On Monday, two weeks before her October 26 due date, Paola Gourley, the wife of jailed Iranian-Canadian journalist Maziar Bahari, at left, was rushed to the hospital after she suffered bleeding due to stress. From the London Metropolitan Hospital, her pleas for the release for her husband—who is nearing his 120th day in prison in Iran—on humanitarian grounds so that he may be there for his child’s birth, a potentially complicated one, have taken on new urgency.

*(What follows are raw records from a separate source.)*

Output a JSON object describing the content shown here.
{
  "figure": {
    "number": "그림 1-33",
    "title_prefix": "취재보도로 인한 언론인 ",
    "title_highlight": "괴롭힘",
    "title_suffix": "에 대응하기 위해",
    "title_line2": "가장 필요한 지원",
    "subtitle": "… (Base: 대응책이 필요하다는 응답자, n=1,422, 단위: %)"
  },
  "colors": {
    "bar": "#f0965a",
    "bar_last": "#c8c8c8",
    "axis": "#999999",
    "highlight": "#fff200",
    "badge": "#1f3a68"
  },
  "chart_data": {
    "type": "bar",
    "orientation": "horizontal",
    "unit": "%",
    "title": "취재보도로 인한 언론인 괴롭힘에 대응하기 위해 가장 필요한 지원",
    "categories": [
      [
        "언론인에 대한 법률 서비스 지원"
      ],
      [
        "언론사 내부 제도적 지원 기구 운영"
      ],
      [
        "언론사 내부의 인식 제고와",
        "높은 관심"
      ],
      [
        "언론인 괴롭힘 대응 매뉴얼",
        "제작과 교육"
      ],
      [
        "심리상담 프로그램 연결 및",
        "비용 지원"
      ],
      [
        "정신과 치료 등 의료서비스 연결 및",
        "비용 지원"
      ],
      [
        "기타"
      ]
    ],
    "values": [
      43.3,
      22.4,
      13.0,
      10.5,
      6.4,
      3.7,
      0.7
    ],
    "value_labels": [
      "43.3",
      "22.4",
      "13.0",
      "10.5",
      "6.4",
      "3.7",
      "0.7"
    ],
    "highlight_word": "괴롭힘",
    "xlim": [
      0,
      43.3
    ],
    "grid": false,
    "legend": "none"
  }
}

I saw Paola just three days before, when I visited her at home in London. At the time, she expressed concerns about making it through the next few weeks until her scheduled caesarian. She had already gone to the hospital three times in the course of her pregnancy due to heavy bleeding. Mostly she felt disbelief, despair and frustration at how hard it was to get information on Bahari’s case let alone any indication of when he might be released. Bahari, who was arrested by Iranian security officials on June 21 while on assignment for Newsweek magazine, is one of one of dozens of journalists being held without official charge in the wake of a crackdown after Iran’s disputed June 12 presidential elections.

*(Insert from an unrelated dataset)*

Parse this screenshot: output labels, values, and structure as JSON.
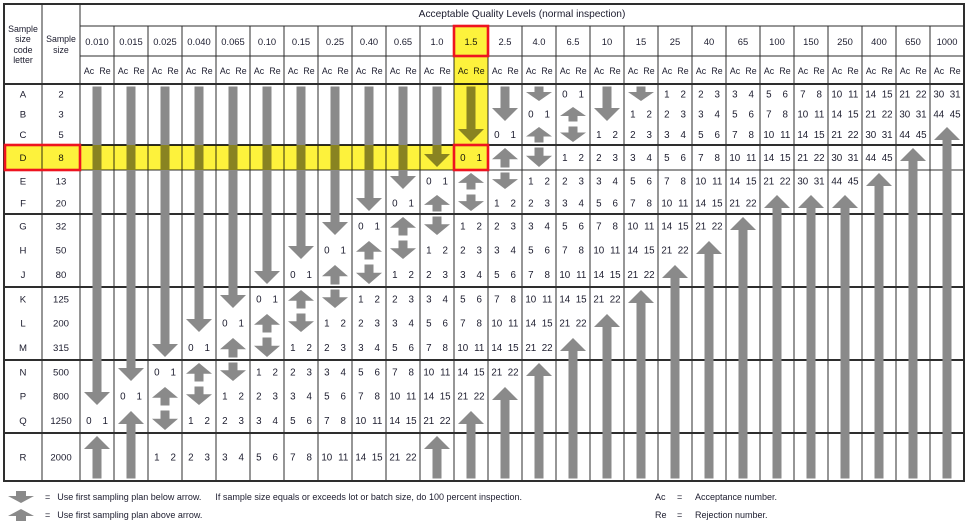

Paola and her husband met several years ago at an event at the Frontline Club, a London organization for media professionals. Paola, a lawyer, was interested in getting more involved in human rights work. Bahari offered her the chance to join him on some documentary film projects and they hit it off. She didn’t imagine she would soon find herself at the very heart of a major human rights story, and leading a 24/7 campaign to win the release of her own husband, a political prisoner.
Friends and family have been generous, Paola says, and she has everything she needs for the upcoming birth, everything except the most important thing: the baby’s father by her side. Despite the circumstances, this is something she still has hope for.